According to Kerwin Matthews, Columbia wanted Jack Lemmon to play the lead, but Lemmon turned it down.[6] Schneer says that Sher wanted Lemmon but Columbia did not: "He was considered a comedy actor, and wasn't taken seriously as a dramatic actor. Also, I don't think Harry Cohn wanted Lemmon to do the picture. So, Kerwin was really our only other choice. He was one of the few American actors who could play a classical role, and would look right in a period costume."
Jo Morrow starred in the film at the same time during which she was appearing in Our Man in Havana. She had an affair with Sher during filmmaking, and she says that it affected her performance.[7]
Schenner later said:
Sher wanted to make a name for himself as a director but he didn't have sufficient experience to direct the picture. It was the first time we had that problem with a director. Fortunately, we had a wonderful cameraman named Wilkie Cooper. Ray, Wilkie and I directed the camera, and we let Sher talk the actors through their lines. We didn't want to undermine him with the actors, so we would tell him, 'This is what we want. Please do it'— and he would. Sher got the screen credit, but he was out of his depth, and he knew it.[8]The film's premiere, attended by Princess Margaret, was a benefit for charity.
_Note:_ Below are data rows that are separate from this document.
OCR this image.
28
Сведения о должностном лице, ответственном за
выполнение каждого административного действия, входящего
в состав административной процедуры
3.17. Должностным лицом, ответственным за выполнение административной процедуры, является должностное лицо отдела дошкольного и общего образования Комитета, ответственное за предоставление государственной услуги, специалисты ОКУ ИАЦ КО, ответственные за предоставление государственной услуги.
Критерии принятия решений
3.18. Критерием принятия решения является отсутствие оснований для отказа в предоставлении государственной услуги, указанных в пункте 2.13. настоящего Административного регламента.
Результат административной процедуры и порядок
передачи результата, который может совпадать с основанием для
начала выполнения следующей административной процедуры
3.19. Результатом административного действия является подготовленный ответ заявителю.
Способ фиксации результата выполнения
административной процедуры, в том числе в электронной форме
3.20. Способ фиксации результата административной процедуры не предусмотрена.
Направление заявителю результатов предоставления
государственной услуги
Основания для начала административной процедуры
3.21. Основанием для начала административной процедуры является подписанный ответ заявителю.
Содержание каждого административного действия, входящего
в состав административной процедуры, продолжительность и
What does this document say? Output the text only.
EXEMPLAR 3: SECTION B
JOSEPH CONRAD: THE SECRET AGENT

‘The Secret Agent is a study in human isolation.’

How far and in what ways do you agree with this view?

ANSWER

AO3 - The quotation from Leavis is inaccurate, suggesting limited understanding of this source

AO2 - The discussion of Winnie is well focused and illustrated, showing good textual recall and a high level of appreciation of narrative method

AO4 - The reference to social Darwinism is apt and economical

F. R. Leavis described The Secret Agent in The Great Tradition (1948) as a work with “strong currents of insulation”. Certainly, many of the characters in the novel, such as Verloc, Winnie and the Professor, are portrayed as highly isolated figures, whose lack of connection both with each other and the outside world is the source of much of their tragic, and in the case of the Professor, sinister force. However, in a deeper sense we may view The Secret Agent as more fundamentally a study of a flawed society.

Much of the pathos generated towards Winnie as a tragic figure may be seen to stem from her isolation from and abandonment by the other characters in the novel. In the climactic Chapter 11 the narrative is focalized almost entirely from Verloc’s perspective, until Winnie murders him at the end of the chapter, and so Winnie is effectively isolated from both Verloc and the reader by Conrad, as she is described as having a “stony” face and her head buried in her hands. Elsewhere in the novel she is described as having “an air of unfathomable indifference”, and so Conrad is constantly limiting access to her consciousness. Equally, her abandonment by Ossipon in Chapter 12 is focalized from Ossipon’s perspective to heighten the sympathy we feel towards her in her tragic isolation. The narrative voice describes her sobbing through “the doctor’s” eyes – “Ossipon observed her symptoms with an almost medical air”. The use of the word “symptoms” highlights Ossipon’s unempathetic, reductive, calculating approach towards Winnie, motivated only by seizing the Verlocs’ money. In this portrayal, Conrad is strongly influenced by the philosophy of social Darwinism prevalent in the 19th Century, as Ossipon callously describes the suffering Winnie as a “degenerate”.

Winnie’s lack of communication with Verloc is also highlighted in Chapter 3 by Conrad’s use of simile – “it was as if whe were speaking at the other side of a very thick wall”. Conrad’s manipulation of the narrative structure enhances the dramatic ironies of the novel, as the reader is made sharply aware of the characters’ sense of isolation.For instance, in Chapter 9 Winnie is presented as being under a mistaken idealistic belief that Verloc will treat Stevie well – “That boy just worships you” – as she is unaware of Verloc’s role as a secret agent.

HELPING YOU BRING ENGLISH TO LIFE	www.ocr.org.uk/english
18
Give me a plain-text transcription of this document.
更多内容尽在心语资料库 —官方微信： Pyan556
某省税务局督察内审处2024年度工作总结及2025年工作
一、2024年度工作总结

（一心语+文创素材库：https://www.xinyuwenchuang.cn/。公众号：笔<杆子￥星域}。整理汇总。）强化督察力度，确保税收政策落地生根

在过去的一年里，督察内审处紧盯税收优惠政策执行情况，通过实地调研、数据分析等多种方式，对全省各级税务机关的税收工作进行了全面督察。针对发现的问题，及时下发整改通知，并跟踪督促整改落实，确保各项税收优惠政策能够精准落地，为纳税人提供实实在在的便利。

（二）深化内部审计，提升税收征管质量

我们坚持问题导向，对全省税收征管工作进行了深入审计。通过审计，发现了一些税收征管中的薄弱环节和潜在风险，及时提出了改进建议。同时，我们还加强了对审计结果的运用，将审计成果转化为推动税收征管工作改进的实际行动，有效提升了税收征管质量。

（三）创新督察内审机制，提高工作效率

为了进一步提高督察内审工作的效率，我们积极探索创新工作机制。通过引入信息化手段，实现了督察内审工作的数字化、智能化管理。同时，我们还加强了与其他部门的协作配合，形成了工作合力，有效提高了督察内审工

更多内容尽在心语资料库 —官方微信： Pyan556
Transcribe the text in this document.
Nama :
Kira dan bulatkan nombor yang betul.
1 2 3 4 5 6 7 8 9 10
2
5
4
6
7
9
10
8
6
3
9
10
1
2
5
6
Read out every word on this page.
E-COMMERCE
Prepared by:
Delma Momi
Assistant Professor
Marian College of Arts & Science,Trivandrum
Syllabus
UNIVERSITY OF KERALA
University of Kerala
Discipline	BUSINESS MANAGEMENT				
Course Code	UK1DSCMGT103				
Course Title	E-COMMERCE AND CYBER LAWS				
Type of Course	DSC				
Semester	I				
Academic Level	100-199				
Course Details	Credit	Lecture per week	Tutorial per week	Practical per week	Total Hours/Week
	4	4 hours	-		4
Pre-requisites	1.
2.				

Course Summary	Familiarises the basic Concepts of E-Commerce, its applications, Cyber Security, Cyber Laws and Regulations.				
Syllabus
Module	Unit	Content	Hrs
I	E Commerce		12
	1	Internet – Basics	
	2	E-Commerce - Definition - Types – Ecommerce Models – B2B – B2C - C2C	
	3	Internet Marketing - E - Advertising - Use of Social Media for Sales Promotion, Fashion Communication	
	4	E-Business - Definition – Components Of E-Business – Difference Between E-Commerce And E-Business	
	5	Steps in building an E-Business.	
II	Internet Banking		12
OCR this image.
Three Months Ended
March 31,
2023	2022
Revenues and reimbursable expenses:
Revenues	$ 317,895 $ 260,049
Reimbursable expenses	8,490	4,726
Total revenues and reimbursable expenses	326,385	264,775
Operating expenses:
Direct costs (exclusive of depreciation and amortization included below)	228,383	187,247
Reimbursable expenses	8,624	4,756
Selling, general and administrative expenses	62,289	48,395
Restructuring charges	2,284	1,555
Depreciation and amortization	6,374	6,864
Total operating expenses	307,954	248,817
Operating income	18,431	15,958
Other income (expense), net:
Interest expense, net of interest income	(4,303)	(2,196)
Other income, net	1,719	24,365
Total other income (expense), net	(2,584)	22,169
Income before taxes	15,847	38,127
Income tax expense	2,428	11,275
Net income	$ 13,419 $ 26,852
In The New York Times of December 17, 1960, Eugene Archer praised the film's technical achievement in stop-motion animation and enthusiastically recommended it for children but noted: "While the adults will find it all too mechanical to really capture the imagination, and may resent the unclear ending that seems certain to provoke some youthful queries, they should be grateful for a children's film that treats a classic without condescension or burlesque."[9]